U.S. Bankruptcy Judge Steven Rhodes on Monday denied a motion by two service corporations created for the 2005 and 2006 debt sales that asked the court to dismiss the city’s lawsuit.
In his ruling, Rhodes noted the pension debt was “a significant factor in later forcing the city into bankruptcy” and that the corporations were the proper defendants in the case.
The Detroit General Retirement System Service Corporation and the Detroit Police and Fire Retirement System Service Corporation had argued that because the city has labeled them as sham entities created to get around a Michigan debt limit law the city could not sue them.
“While the city does allege that the service corporations were created to the unlawful purpose of enabling the city to avoid debt limitations imposed by state law, nowhere in the pleadings does the city allege that the service corporations are not distinct and separate legal entities,” Rhodes’ ruling said.
Detroit filed the lawsuit on Jan. 31, claiming that because the pension certificates of participation (COPs) were illegally sold the court should void the city’s obligation to pay them off.
In fact, Detroit defaulted on the debt in June 2013, just weeks before it filed the biggest municipal bankruptcy in U.S. history.

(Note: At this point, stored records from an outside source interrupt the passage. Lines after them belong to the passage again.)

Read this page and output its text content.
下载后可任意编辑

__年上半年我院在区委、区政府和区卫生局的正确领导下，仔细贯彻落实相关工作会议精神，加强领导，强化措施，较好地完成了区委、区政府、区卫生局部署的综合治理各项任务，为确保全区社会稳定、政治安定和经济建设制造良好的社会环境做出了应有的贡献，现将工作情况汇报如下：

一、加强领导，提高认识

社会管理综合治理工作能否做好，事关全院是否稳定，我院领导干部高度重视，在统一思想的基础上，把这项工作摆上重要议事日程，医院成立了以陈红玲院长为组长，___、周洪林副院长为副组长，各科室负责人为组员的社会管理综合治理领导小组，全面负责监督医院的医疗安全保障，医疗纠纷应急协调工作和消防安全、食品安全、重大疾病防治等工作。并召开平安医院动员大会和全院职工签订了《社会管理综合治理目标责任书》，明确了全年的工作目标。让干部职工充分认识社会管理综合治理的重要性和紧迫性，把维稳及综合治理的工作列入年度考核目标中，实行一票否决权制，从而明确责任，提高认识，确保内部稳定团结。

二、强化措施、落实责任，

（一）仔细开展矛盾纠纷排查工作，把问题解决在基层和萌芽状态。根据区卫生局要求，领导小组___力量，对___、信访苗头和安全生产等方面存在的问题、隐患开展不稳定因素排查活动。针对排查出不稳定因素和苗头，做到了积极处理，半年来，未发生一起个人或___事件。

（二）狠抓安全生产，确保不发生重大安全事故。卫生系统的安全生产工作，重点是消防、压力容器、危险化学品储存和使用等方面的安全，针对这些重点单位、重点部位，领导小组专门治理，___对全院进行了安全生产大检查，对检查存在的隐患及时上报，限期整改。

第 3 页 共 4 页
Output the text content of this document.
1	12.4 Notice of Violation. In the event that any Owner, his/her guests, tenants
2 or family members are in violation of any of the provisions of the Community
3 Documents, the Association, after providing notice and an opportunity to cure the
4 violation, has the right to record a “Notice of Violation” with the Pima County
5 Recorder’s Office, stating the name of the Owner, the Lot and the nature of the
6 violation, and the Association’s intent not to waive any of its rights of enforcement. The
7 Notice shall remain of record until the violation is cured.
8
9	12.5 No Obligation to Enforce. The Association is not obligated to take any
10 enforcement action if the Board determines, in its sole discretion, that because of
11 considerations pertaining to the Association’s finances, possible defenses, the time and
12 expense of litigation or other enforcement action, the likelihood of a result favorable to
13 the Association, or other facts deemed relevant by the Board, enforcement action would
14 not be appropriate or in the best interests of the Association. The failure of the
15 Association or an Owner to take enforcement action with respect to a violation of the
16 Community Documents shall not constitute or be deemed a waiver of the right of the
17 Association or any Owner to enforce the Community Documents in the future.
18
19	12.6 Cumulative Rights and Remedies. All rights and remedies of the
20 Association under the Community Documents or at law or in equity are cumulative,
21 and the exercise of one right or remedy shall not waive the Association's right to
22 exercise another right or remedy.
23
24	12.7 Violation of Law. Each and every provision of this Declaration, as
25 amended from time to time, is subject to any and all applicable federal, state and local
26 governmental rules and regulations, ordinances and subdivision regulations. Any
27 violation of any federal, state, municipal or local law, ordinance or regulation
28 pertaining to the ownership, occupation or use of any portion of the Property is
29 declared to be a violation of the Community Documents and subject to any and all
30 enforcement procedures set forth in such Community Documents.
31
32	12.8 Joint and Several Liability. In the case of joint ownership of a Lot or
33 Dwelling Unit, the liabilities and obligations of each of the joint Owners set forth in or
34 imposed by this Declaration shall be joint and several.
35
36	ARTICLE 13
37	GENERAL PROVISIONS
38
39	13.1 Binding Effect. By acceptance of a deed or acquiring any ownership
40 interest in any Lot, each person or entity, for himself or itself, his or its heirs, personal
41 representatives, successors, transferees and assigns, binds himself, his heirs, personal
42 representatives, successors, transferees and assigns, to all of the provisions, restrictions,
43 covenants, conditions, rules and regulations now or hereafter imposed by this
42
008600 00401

Earlier this year, the city won court approval to settle costly interest-rate swaps related to the COPs.
Rhodes also ruled Financial Guaranty Insurance Co, which guaranteed payments on some of the COPs and European banks that purchased some of the debt, can intervene in the lawsuit seeking to void the debt.
His ruling came on the same day the city and a group of hold-out creditors, including Syncora Guarantee Inc, were to attend a court-ordered mediation session over the COPs.